Let $\boldsymbol{X}$ be a $n \times p$ matrix and $\boldsymbol{\beta}$ a $p-$dimensional vector. I'd like to calculate
$$ \frac{\partial f(\boldsymbol{X\beta})}{\partial\boldsymbol{\beta}} $$
I tried
$$ f'(\boldsymbol{X\beta}) \boldsymbol{X} $$
but, obviously, the dimensions are not correct.

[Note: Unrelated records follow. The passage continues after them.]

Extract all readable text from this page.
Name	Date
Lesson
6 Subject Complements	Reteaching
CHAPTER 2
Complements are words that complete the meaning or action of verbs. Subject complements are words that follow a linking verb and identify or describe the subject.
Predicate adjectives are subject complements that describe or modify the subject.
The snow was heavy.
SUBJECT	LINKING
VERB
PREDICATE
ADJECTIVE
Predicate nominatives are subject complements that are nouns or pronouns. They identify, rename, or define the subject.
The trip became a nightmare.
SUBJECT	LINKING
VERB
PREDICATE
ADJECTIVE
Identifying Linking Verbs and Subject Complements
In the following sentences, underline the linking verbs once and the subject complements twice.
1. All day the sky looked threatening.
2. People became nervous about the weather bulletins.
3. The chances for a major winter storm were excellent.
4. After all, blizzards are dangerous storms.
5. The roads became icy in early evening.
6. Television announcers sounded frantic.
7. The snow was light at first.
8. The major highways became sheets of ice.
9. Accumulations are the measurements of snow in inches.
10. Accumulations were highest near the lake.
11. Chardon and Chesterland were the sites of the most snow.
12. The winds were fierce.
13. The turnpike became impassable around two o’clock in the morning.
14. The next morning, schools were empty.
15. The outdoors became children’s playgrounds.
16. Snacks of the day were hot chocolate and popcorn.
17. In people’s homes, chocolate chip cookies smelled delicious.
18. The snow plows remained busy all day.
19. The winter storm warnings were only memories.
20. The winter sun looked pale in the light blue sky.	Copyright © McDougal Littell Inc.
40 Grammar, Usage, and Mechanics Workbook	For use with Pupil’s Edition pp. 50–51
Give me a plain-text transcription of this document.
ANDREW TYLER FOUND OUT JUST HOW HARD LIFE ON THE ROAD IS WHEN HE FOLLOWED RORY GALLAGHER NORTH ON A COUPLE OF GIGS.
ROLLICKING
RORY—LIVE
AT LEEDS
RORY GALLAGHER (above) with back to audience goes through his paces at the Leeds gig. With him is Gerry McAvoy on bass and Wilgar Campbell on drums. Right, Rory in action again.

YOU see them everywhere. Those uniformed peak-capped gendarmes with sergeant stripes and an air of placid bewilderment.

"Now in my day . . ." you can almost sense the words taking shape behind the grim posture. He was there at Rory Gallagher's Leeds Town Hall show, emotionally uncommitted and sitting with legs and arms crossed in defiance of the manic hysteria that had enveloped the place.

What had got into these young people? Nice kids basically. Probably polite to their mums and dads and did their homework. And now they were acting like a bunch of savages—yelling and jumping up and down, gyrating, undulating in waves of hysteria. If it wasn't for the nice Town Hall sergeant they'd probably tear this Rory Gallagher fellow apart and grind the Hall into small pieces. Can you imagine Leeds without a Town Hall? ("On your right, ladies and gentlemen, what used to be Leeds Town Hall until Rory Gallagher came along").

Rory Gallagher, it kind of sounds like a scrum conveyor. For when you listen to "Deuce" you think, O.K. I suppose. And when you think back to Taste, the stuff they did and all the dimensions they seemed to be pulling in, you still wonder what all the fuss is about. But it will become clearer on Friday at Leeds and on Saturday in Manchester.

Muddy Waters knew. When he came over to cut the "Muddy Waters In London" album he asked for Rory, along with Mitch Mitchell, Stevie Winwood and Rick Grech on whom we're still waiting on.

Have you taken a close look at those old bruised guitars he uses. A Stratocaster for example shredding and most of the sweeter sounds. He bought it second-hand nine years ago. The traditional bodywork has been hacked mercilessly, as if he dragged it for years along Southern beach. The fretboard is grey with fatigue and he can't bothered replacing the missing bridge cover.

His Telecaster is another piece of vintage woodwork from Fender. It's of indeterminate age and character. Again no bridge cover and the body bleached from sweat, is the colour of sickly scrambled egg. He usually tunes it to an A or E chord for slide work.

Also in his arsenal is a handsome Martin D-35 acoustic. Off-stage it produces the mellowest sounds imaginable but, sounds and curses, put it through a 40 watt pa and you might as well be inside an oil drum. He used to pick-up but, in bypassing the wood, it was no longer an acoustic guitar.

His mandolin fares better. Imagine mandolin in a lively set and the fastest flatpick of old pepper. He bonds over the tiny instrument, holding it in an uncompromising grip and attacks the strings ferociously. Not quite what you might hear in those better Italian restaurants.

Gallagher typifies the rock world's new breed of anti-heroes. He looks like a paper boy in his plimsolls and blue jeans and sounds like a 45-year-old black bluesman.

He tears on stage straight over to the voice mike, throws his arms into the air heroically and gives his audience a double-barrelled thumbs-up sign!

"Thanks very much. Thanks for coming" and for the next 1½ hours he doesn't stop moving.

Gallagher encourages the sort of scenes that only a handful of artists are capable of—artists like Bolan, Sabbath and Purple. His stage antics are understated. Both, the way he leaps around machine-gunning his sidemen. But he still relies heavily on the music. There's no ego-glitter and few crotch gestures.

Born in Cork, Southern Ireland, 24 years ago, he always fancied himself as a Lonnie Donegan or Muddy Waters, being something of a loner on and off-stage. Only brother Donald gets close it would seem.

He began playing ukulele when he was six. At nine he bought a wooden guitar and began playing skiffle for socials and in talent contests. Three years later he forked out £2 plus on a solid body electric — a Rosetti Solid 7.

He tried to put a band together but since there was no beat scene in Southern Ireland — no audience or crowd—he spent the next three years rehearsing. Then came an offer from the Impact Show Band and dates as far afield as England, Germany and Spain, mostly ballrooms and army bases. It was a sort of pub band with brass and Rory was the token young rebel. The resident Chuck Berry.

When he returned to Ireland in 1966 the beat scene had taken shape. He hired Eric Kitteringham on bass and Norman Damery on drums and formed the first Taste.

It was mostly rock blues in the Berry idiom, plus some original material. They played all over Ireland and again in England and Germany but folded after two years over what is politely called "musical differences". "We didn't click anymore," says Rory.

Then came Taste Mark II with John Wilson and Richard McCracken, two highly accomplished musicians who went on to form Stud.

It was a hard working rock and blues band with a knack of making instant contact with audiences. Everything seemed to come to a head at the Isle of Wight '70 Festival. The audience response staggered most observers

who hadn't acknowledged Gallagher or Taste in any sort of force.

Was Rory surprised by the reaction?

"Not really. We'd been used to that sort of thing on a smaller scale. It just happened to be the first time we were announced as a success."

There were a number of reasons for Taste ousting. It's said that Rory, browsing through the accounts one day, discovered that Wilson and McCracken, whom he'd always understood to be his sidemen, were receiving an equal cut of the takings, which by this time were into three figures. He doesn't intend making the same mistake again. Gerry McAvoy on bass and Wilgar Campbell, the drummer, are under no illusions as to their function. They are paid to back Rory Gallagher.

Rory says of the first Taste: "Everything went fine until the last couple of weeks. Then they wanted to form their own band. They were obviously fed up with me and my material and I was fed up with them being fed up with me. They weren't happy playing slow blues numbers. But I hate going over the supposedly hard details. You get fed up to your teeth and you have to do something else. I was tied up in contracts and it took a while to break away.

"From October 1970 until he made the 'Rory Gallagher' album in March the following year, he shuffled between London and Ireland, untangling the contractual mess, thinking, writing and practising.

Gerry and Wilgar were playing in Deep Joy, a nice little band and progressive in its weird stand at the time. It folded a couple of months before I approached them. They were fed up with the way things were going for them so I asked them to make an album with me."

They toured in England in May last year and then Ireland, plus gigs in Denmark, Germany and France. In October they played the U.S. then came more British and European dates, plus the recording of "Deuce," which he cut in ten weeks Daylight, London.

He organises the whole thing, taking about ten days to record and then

Take an ordinary scalar function $\phi(z)$ and its derivative
$\phi'(z)=\frac{d\phi}{dz}$ and apply them element-wise to a vector argument, i.e.
$$\eqalign{
v &= X\beta,\quad
f &= \phi(v),\quad
f' &= \phi'(v) \cr
}$$
The differential of such a vector function can be expressed using an elementwise $(\odot)$ product or better yet, a Diagonal matrix
$$\eqalign{
df &= f'\odot dv \cr
&= {\rm Diag}(f')\,dv \cr
&= {\rm Diag}(f')\,X\,d\beta \cr
}$$
Given this differential, the gradient with respect to $\beta$ can be identified as the matrix
$$\eqalign{
\frac{\partial f}{\partial \beta} &= {\rm Diag}(f')X \cr\cr
}$$
An example of the equivalence of Hadamard product and diagonalization:
$$\eqalign{
&a = \pmatrix{a_1\\a_2},\quad
&b = \pmatrix{b_1\\b_2},\quad
&a&\odot&b = \pmatrix{a_1b_1\\a_2b_2} = b\odot a \cr
&A = {\rm Diag}(a) = &\pmatrix{a_1&0\\0&a_2},\quad
&&A&b = \pmatrix{a_1b_1\\a_2b_2} \cr
&B = {\rm Diag}(b) = &\pmatrix{b_1&0\\0&b_2},\quad
&&B&a = \pmatrix{a_1b_1\\a_2b_2} \cr
}$$
You have that, as you wrote
$$\partial[f(X\beta)]=\partial f(X\beta) X$$
for $f:\Bbb R^n\to[0,\infty)$ and $X:\Bbb R^p\to\Bbb R^n$. Then $\partial f(X\beta)$ can be represented by the gradient $\nabla f(X\beta)$, that it is a vector on $\Bbb R^n$ and $\nabla f(X\beta)X$ is a vector on $\Bbb R^p$, that is the gradient of $f\circ X$ in $\beta$, hence
$$\partial f(X\beta) Xh=\nabla f(X\beta)X\cdot h=\nabla(f\circ X)(\beta)\cdot h$$
for any $h\in\Bbb R^p$, where the dot is the euclidean dot product.